Both Palma and Martinez were also found guilty of one count of attempted voluntary manslaughter and shooting at an inhabited dwelling.
They were acquitted of all attempted murder charges and one count each of attempted voluntary manslaughter.
As the initial guilty verdicts for the most serious murder charges were read aloud, both men sat stone-faced as one juror broke down and started sobbing.
Carlos Pinon's mother, Juanita Pinon, managed to flash a small, short smile to police detectives as a translator whispered the first verdict to her.
But what should have been a relatively short court proceeding was turned on its head after verdicts on the attempted murder and attempted voluntary manslaughter charges were interrupted midway through their reading when court officials discovered the jury had made procedural mistakes in making those decisions.

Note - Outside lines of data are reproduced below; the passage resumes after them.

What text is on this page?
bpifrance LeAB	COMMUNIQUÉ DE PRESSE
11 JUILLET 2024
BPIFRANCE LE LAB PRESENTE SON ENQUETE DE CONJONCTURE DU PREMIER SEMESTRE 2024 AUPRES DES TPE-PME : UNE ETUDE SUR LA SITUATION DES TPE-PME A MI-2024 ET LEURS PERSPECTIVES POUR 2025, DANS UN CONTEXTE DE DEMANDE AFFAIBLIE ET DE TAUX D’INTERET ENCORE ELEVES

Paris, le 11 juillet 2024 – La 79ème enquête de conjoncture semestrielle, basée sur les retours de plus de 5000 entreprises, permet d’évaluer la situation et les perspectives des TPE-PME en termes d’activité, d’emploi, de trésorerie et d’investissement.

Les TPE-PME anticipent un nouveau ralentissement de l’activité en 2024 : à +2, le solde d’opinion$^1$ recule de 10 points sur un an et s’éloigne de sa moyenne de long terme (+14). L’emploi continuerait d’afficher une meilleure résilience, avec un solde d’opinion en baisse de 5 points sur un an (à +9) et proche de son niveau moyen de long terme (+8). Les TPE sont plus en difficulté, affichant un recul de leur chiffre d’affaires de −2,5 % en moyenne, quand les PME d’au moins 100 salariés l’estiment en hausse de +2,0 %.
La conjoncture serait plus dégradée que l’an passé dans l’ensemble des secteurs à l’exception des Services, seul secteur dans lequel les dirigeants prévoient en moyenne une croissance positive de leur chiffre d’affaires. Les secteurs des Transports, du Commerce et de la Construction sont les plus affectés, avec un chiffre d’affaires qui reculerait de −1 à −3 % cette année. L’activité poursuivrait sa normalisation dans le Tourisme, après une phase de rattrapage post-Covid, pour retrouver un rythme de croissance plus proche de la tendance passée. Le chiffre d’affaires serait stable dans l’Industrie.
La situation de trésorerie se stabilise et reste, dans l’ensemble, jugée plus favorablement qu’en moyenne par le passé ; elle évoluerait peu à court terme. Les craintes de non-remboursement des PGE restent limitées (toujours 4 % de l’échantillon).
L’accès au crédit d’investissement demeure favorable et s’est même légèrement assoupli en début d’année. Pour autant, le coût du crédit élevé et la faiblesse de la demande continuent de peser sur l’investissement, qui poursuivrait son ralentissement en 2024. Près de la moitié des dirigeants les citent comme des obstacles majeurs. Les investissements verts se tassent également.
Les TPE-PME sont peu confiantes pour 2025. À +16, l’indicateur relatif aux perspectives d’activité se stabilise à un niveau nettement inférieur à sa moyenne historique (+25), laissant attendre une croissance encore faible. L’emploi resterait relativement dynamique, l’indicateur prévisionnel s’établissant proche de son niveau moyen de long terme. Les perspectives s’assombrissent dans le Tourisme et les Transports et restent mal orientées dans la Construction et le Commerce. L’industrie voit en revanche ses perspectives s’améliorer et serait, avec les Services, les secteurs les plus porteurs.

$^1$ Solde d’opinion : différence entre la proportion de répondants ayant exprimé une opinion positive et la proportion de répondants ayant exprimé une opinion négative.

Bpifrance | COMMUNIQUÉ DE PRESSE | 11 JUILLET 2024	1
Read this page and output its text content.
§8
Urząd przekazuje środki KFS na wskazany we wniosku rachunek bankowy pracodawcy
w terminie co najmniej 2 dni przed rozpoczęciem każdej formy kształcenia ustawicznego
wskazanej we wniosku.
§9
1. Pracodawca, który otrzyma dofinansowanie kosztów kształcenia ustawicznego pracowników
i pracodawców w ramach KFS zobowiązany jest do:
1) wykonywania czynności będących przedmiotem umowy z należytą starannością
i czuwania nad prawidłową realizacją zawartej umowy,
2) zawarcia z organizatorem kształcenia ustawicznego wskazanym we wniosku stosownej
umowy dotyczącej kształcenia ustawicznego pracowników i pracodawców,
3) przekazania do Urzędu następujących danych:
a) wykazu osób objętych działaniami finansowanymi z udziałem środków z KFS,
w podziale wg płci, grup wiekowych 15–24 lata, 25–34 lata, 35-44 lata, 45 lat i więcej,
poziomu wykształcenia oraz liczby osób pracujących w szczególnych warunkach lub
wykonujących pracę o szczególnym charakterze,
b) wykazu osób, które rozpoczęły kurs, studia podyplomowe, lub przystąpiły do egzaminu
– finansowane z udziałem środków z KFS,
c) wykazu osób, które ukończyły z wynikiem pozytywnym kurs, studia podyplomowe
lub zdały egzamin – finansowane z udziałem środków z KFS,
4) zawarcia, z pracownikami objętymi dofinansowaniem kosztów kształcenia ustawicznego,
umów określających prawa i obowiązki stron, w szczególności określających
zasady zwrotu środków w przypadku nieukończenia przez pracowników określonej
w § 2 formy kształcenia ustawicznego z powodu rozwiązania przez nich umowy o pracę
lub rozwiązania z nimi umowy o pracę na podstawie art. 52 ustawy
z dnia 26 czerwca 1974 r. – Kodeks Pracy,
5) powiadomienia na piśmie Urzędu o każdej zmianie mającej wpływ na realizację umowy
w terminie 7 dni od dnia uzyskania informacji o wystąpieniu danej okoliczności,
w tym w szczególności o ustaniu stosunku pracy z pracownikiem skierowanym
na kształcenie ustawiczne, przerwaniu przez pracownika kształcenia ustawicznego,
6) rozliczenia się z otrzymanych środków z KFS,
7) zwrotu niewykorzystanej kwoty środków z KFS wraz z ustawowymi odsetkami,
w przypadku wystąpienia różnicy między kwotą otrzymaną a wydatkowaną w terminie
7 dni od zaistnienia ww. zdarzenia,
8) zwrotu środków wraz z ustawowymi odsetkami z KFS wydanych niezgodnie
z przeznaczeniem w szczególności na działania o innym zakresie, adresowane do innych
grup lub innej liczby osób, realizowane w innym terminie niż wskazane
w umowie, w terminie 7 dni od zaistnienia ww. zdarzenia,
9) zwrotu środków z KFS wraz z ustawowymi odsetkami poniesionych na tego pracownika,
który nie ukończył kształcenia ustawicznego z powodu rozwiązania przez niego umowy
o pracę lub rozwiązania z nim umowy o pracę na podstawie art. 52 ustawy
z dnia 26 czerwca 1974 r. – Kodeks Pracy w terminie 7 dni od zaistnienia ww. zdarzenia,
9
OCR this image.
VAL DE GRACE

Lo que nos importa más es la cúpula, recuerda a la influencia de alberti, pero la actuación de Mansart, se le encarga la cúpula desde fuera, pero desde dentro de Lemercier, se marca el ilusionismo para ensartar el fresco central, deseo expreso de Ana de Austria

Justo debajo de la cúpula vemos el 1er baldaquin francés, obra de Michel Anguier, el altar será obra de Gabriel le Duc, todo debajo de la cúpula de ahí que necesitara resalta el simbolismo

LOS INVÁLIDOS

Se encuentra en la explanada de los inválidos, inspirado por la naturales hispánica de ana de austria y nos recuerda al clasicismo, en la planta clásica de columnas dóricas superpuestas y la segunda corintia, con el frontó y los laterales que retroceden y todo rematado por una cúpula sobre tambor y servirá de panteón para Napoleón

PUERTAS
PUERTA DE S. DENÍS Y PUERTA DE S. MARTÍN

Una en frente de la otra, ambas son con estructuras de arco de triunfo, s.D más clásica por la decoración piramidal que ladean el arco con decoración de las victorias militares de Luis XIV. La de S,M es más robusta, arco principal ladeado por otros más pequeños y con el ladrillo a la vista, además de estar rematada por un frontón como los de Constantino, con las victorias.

That set off a series of unusual events in Pasadena Superior Court that at times had Judge Candace Beason grappling with how to salvage the verdicts.
"I've never had a case like this," she told the court.
Beason sequestered jurors for the remainder of the day after she sent them back to deliberate and fill out new verdict forms, since she could not accept the findings on the lesser voluntary manslaughter charges without a not-guilty verdict on the greater attempted murder charges.
Jurors had apparently wanted to convict the two men for the attempted murders of then 15-year-old Juan Beltran, who sustained serious bullet wounds in the shooting, and his friend Jose Morales, who escaped unharmed.
Defense attorneys immediately claimed the mix-up was the result of confusing jury instructions governing Palma's and Martinez's self-defense arguments.